Scientists Have Recorded the Sound of Two Black Holes Colliding, and You Can Hear It Too






Something happened 3,000 million years ago1 that changed the composition of our prodigious universe forever. Two huge black holes collided, resulting in an intense explosion and forming a solitary object 49 times more massive than our sun.

The explosion formed and released energy twice the mass of our sun in a fraction of a second. This sent waves of gravitation so powerful that they altered the structure of space-time itself. A super-massive black hole emerged in the aftermath. Scientists were recently able to detect this cataclysmic collision, and are learning more about black holes and the cosmos as a result.

The gravitational wave observatory of the National Science Foundation made these detections. The installation is called the twin Laser Interferometer Gravitational Wave Observatory (LIGO). It is led by an international group of scientists, including some from NASA, MIT and Caltech.

LIGO has two different locations, one in Hanford, Washington State and the other near Livingston, Louisiana. They are intentionally 1,800 miles (about 2,896 km) apart. The waves of gravity were incredibly subtle. They altered space in and around the Earth in just a fraction of the width of a proton. However, the instrumentation is so sensitive that it can pick up such delicate occurrences.

An interferometer is basically a laser-based measuring instrument that can detect gravitational waves and locate their source. By carefully observing light and space with two gigantic interferometers, researchers can learn much more about gravity, one of the four major forces in the universe. LIGO scientists say that these dual observatories are at the same level of complexity as the large Hadron Collider (LHC) at CERN. LIGO is able to make discoveries that will impact quantum mechanics, relativity, astronomy and even nuclear physics.

This is the third time that gravity waves have been detected using instruments on Earth and the first direct measurement. We now know more about stellar mass black holes, how they form, the areas they inhabit and how two of them can end up in a spinning dance of death and fusion. In this particular case, one was about 30 times larger than the sun and the other 19 times longer. The bigger one drew the smaller one inside.

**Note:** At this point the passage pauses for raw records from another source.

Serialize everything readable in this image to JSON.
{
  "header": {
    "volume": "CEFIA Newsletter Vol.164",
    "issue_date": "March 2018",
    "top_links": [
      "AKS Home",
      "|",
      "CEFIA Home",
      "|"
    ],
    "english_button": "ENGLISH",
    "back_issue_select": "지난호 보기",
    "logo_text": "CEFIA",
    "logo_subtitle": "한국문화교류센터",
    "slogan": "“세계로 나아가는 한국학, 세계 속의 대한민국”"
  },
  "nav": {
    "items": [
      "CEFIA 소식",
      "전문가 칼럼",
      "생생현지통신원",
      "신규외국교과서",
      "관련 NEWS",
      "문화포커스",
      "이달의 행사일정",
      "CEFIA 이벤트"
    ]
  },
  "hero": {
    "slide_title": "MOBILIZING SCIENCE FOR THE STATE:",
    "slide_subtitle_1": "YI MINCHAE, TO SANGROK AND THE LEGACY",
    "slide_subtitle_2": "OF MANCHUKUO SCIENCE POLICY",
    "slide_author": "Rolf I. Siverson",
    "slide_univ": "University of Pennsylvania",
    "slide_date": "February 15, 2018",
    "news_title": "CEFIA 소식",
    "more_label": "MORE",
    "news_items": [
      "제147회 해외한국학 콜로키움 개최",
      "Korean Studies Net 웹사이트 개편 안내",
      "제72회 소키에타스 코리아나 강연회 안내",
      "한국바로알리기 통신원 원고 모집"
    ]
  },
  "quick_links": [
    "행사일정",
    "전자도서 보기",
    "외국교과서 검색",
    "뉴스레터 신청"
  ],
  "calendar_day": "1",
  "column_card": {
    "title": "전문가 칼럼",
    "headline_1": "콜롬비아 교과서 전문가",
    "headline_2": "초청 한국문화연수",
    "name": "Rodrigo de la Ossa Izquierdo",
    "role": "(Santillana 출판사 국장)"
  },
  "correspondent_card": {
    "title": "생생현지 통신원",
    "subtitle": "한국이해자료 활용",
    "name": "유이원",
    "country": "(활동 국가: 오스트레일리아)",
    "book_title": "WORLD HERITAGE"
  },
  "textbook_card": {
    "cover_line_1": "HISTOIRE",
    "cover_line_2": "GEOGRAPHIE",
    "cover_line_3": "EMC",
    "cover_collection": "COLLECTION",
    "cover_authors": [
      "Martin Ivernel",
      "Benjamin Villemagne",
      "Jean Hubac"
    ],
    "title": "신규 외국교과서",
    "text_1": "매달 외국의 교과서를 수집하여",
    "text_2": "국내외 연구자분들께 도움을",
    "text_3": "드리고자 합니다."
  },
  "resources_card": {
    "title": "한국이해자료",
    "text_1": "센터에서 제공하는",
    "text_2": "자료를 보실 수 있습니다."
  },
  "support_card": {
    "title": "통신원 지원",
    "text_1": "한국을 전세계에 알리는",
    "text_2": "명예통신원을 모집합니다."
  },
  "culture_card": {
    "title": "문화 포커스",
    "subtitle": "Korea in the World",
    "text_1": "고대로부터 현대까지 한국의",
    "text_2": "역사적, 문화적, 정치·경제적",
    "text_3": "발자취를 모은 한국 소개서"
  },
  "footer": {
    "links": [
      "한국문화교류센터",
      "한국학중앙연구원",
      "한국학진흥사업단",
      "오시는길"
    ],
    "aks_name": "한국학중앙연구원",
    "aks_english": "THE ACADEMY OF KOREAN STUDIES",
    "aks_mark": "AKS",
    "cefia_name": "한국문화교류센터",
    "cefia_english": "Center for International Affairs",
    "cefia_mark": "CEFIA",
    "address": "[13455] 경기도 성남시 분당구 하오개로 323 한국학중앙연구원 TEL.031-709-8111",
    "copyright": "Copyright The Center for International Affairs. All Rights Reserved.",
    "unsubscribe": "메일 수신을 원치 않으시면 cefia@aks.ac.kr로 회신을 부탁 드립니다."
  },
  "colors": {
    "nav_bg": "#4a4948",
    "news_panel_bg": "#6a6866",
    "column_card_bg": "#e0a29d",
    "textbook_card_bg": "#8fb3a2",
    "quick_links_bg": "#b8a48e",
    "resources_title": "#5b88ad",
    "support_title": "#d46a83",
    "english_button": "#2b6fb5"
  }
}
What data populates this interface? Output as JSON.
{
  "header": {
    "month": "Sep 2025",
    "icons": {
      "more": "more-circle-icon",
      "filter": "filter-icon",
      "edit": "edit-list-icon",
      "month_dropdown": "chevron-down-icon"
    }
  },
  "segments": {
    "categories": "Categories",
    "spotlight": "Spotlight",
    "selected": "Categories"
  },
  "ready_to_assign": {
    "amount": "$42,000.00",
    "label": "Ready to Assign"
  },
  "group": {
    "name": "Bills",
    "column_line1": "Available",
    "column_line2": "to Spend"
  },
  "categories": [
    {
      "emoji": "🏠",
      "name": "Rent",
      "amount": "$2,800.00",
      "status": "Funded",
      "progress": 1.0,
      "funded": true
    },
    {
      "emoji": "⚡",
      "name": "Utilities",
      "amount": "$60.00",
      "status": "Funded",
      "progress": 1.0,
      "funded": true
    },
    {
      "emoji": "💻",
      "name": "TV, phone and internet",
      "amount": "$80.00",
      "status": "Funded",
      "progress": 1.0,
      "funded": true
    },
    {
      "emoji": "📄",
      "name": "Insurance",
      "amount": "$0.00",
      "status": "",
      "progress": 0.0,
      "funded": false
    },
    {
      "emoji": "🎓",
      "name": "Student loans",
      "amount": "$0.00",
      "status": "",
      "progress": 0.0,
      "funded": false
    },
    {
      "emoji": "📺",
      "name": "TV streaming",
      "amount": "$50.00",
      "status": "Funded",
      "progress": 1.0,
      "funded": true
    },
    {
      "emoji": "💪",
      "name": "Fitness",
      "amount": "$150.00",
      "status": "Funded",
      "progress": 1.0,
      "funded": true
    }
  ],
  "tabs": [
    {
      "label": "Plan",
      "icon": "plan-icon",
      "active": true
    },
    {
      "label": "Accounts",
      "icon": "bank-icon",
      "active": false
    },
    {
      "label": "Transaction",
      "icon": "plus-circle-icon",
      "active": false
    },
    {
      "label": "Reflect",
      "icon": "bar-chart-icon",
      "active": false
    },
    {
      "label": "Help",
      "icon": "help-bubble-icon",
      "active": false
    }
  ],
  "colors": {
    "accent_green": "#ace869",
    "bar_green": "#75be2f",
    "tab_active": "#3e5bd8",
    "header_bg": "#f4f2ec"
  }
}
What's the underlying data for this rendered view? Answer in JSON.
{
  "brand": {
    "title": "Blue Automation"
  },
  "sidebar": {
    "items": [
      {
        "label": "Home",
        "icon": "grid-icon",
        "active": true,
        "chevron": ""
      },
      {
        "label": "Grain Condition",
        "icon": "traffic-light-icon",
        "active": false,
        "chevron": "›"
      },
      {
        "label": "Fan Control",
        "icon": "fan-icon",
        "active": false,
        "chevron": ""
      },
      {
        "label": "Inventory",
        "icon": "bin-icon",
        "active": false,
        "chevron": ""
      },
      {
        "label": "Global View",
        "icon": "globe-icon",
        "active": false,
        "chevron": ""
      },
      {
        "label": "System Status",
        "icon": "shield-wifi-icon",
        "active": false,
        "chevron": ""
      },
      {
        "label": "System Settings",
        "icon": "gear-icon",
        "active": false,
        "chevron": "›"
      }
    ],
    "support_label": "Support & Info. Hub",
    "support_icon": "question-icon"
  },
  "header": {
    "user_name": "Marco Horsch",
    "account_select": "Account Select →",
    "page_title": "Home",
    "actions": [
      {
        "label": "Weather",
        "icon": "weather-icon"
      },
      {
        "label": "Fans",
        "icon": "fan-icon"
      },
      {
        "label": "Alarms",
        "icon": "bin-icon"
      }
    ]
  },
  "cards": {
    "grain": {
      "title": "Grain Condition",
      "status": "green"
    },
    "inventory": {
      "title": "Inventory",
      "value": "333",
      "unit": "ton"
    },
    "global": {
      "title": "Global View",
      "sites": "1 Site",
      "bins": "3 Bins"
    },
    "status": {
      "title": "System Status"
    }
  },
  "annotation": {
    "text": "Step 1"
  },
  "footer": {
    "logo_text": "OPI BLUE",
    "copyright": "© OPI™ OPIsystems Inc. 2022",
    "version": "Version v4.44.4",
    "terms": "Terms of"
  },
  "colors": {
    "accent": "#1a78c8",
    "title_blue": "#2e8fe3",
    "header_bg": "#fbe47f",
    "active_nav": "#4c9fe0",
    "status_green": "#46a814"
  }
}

As they approached, they began to swirl around each other, in a waltz that lasted aeons, releasing gravitational waves as they went, drawing closer and closer until they joined, causing an explosion of astronomical proportions. It sounds dark romantic. The findings were published in the journal Physical Review Letters. The researchers were even able to capture the sounds associated with their final embrace.


So what exactly is a black hole? A stellar black hole of mass is the remains of a once powerful star. Astronomers believe that when a massive star runs out of nuclear fuel, it implodes. A smaller star, say the size of our sun, will eventually expand into a red giant and then collapse into a white dwarf.

With much bigger stars, something different happens. The pressure outward once you push the energy into space is gone. As a result, the gravitational pulling pressure is no longer compensated and thus begins to pull everything in with tremendous force. The gravitational waves that resulted in the union of these two black holes were detected in September and December 2015. Researchers have been studying them ever since.

Laura Cadonati, a member of LIGO's Georgia Tech team, told National Geographic: "Before our discoveries, we did not even know for certain that these black holes existed." Also before this, astronomers thought they could not get more than 10 solar masses. These new discoveries are much more massive.

One theory is that such black holes came from stars composed mostly of helium and hydrogen. These gases are stable and lose little mass over time. When the star expires, more mass is involved in the implosion, making the event much more powerful.


The LIGO team carefully studied the gravitational waves detected. Of these, they could determine in which direction each black hole was rotating before the collision and the axis of each. From there, the scientists theorized that these could have been sister stars. Their remains dance orbs from the darkest darkness, spinning among themselves as predators, until the greatest swallows the smallest.

However, some data suggest that these stars were actually far apart, initial And eventually found themselves in the orbit of each, with the largest drawing the smallest in. Scientists hope that these results will give them a better understanding of the stars, how they develop more, and more about stellar clusters. They also hope to get ideas if they can, about the existence of dark matter. Einstein predicted such gravitational waves a century ago, while formulating relativity. But he thought the effect was so tiny, we could never measure it.